Making Citizens’ Assemblies easier and less expensive. Costs and resources are saved by not starting from scratch every time.
Strengthening society’s agency and democratic fitness. Adding public deliberation and selection by lottery to democracy extends the privilege of representation to a much larger group of people. It also exponentially increases the positive democratic dividend of participation.
Contributing towards the emergence of the next democratic paradigm with new institutions for governance that give people agency and dignity through participation, the distribution of equal political power through representation by lottery (sortition), and by channelling collective wisdom.
Various designs of standing Citizens’ Assemblies have been implemented globally. Similar to designing a one-off Assembly, designing a standing one starts with pinpointing the problem that needs to be solved. Where would ongoing and empowered citizen engagement would be helpful? Have you noticed opportunities as you worked on an ad-hoc Assembly?
Designing a standing Citizens’ Assembly includes a range of additional considerations - it requires a deeper analysis of how public decisions are taken in a particular policy area or institution, understanding existing legal and institutional constraints, and working to design the right model of a standing Assembly as well as how it can sustain and evolve.
DemocracyNext specialises in designing such empowered standing Assemblies - get in touch with us to find out more. Our approach is comprised of three steps:
How are decisions taken at the moment?
Who are the key stakeholders?
What are the existing legal and institutional constraints?
How are citizens involved at the moment?
What are the problems we want to solve with systemic citizen deliberation?
What will be the mandate and the functions of the Assembly (agenda setting, evaluating proposals, providing recommendations, follow-up)?

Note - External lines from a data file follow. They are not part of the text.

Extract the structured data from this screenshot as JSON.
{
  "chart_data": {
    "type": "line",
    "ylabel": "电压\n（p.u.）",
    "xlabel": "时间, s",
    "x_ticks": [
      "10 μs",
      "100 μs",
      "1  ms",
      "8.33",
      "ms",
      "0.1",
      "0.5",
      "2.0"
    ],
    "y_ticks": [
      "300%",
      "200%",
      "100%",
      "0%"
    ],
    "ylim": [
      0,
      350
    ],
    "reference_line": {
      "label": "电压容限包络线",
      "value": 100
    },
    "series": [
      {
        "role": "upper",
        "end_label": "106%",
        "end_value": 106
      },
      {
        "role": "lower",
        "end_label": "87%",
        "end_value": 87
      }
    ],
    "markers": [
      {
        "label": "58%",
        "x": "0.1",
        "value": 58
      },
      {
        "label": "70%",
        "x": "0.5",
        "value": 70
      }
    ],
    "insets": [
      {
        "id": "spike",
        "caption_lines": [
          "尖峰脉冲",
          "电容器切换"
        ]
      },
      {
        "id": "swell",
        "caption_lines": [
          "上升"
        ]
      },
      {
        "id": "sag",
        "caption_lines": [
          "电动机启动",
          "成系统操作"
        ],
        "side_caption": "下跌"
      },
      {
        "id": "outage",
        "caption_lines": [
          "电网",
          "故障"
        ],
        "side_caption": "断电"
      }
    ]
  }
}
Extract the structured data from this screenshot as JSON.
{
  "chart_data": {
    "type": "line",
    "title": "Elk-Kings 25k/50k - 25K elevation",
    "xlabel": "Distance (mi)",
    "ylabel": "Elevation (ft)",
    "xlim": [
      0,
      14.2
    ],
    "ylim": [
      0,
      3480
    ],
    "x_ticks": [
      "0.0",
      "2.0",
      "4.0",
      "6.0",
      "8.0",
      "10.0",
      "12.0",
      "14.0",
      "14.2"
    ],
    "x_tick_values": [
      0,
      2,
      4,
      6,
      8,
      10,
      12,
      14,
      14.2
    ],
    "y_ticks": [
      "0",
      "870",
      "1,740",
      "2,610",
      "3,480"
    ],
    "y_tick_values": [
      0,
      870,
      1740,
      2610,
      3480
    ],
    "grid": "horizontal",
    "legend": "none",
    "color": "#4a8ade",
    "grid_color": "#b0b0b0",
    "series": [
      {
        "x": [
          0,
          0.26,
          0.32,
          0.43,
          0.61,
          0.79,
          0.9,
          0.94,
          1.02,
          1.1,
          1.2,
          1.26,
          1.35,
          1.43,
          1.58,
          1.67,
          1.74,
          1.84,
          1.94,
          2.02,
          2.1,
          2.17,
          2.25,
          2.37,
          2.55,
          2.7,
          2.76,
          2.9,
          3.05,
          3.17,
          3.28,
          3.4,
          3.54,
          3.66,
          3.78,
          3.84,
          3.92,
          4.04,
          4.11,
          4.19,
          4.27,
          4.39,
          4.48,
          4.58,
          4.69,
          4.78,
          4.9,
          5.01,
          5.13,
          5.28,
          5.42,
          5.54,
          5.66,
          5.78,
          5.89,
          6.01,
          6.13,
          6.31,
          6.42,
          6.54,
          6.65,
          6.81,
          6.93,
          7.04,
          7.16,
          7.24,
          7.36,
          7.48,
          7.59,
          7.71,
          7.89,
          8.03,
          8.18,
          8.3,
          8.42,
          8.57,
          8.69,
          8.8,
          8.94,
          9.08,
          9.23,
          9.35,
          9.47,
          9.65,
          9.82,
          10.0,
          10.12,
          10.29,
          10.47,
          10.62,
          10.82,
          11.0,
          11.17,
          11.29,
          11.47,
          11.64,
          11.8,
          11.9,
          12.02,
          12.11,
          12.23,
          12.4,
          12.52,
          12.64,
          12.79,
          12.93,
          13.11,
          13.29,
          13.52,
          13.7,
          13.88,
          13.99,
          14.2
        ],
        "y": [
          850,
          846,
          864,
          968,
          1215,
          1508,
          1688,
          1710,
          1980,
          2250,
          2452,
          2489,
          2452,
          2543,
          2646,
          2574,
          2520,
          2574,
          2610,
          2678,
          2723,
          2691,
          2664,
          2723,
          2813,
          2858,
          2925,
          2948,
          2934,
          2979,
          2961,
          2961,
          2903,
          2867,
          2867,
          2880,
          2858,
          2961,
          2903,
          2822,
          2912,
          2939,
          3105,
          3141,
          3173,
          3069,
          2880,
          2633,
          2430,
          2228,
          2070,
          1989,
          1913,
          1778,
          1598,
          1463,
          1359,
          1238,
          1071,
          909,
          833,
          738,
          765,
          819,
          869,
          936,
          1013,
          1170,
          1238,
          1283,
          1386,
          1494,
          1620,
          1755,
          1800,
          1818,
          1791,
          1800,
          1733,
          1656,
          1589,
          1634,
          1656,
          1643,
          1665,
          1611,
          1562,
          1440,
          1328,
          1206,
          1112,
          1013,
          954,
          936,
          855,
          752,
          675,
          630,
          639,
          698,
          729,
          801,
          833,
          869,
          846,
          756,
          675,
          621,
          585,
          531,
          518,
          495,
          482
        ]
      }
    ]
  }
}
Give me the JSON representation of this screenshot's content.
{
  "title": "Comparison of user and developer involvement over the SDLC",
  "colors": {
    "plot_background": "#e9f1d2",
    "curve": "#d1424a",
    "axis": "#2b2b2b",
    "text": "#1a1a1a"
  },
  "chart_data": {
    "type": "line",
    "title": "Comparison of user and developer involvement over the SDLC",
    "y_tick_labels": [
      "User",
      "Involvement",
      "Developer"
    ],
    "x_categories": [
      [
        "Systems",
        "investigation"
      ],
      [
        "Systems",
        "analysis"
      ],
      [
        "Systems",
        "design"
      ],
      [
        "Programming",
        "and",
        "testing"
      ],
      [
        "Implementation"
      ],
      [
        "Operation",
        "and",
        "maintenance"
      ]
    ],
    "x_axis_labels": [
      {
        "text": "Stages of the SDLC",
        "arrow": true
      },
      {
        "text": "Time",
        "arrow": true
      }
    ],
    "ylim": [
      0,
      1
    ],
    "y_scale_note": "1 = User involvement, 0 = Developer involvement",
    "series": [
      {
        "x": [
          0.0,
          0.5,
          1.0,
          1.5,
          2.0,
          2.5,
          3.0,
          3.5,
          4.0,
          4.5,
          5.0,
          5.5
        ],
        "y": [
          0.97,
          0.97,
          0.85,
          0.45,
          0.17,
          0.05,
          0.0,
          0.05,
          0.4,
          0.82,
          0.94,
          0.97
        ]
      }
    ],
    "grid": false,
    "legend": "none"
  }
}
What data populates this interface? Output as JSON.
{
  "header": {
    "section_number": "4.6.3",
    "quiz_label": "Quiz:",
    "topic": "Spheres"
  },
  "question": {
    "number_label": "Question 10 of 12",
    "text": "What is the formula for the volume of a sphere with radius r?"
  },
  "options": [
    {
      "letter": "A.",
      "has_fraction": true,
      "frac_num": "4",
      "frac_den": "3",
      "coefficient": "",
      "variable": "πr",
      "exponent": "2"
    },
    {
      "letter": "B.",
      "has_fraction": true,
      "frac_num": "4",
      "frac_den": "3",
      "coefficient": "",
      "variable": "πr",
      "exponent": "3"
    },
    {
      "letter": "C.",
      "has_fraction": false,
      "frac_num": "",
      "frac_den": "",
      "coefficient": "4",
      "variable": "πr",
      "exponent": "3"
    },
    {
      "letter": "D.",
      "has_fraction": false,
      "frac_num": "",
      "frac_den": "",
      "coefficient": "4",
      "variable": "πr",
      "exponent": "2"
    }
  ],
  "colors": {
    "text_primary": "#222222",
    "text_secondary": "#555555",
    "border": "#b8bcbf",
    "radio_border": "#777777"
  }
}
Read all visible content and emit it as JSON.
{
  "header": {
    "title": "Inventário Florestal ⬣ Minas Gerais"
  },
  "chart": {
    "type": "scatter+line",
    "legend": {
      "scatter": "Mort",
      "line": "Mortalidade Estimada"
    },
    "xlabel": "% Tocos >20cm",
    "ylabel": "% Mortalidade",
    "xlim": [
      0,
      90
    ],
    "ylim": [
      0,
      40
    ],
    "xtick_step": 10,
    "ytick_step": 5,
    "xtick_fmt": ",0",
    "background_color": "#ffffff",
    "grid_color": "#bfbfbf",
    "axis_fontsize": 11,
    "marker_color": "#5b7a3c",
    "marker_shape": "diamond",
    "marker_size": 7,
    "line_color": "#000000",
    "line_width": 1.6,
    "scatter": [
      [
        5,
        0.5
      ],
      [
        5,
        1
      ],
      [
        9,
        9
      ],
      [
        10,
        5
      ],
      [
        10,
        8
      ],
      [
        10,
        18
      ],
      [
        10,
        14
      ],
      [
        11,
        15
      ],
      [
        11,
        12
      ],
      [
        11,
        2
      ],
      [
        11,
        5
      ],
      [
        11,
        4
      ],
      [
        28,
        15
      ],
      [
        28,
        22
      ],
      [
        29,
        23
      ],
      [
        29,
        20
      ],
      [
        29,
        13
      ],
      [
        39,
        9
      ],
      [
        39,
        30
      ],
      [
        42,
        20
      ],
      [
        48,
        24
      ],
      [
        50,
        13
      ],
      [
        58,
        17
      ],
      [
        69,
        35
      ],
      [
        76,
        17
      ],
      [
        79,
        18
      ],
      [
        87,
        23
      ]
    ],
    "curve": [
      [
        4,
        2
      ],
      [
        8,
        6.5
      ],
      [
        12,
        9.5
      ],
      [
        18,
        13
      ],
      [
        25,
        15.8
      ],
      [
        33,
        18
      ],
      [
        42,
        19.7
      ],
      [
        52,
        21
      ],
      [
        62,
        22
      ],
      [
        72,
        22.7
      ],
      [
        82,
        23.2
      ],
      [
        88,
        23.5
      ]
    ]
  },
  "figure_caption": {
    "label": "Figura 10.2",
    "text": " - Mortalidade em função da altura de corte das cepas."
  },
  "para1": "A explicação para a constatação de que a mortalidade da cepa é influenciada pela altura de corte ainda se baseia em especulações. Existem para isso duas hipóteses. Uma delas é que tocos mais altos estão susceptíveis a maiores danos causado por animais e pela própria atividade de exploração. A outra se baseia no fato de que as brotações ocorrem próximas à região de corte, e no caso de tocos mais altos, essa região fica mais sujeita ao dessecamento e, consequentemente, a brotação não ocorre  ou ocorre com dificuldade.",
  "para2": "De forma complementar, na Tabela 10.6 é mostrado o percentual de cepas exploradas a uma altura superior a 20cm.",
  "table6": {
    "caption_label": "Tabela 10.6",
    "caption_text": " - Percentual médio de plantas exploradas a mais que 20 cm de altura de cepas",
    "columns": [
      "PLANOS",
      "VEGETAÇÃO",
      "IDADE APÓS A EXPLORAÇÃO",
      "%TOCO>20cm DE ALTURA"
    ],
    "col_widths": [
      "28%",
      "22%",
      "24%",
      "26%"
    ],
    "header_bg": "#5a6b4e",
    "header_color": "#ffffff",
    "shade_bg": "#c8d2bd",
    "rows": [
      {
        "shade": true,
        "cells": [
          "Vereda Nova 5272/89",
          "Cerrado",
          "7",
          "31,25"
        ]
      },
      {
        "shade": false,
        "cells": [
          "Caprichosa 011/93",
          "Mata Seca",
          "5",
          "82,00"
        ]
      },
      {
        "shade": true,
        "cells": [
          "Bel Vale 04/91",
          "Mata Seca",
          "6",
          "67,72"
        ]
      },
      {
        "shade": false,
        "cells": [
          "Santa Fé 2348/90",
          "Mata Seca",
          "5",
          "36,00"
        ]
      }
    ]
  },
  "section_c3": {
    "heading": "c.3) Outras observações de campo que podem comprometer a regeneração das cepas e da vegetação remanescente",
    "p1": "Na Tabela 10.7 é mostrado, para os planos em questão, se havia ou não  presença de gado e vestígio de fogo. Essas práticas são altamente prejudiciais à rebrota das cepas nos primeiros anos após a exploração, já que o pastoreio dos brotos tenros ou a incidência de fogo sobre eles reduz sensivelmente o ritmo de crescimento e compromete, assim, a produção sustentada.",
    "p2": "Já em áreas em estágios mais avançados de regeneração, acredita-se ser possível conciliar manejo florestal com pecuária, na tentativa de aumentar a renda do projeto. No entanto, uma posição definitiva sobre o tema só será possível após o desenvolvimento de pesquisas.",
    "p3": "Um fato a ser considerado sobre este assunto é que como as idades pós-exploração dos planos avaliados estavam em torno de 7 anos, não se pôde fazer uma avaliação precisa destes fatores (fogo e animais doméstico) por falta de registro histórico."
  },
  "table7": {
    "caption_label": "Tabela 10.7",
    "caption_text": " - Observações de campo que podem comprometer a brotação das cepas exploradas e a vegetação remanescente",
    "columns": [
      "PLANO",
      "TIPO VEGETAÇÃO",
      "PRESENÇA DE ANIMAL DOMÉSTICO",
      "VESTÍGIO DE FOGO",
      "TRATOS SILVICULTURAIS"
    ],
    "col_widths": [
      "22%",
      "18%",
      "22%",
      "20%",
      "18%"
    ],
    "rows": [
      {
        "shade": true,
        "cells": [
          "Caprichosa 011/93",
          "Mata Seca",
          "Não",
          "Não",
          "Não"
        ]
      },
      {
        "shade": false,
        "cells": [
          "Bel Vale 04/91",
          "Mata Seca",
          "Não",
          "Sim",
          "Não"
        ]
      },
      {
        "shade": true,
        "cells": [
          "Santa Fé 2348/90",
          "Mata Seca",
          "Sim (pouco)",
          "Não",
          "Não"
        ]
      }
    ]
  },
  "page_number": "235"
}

How will the ongoing Assembly ensure representativeness of society?
How it will connect to other institutions and citizen participation initiatives?
What regulatory/legislative changes can help lower barriers to participation?
What supporting infrastructure and resources are needed to run the Assembly more efficiently and more sustainably?
How will the systemic model evolve and improve in the future?
Running a one-off Assembly is a great way to build capacity to organise Citizens’ Assemblies in the future, because it helps identify any regulatory or legal improvements that would make it easier to run other processes in the future and begins raising awareness, understanding and support for citizen deliberation. All of these threads can be built on to develop the necessary legal, cultural, and physical infrastructure to embed Citizens’ Assemblies in public decision making in a systematic way.
Consider:
What regulatory changes are needed that would enable public institutions to initiate citizen deliberation more easily and allow them to give Assemblies a meaningful mandate and decision making power?
What laws, regulations or systems need to be improved or created to make it easier to run selection by lottery, compensate Assembly Members for their time, or enable them to take time off work to take part in Assemblies?
What existing or new systems could be used to support the follow-up of the implementation of recommendations produced by Assembly Members? For example, could they be registered and trackable on existing bill registers on national, regional, local levels?
Where can budget and other resources be secured that is dedicated to citizen deliberation?
How can knowledge and expertise how to run Citizens' Assemblies be preserved and transmitted to other public institutions?
Are there enough physical spaces that can comfortably host Citizens’ Assemblies and support a rigorous deliberation?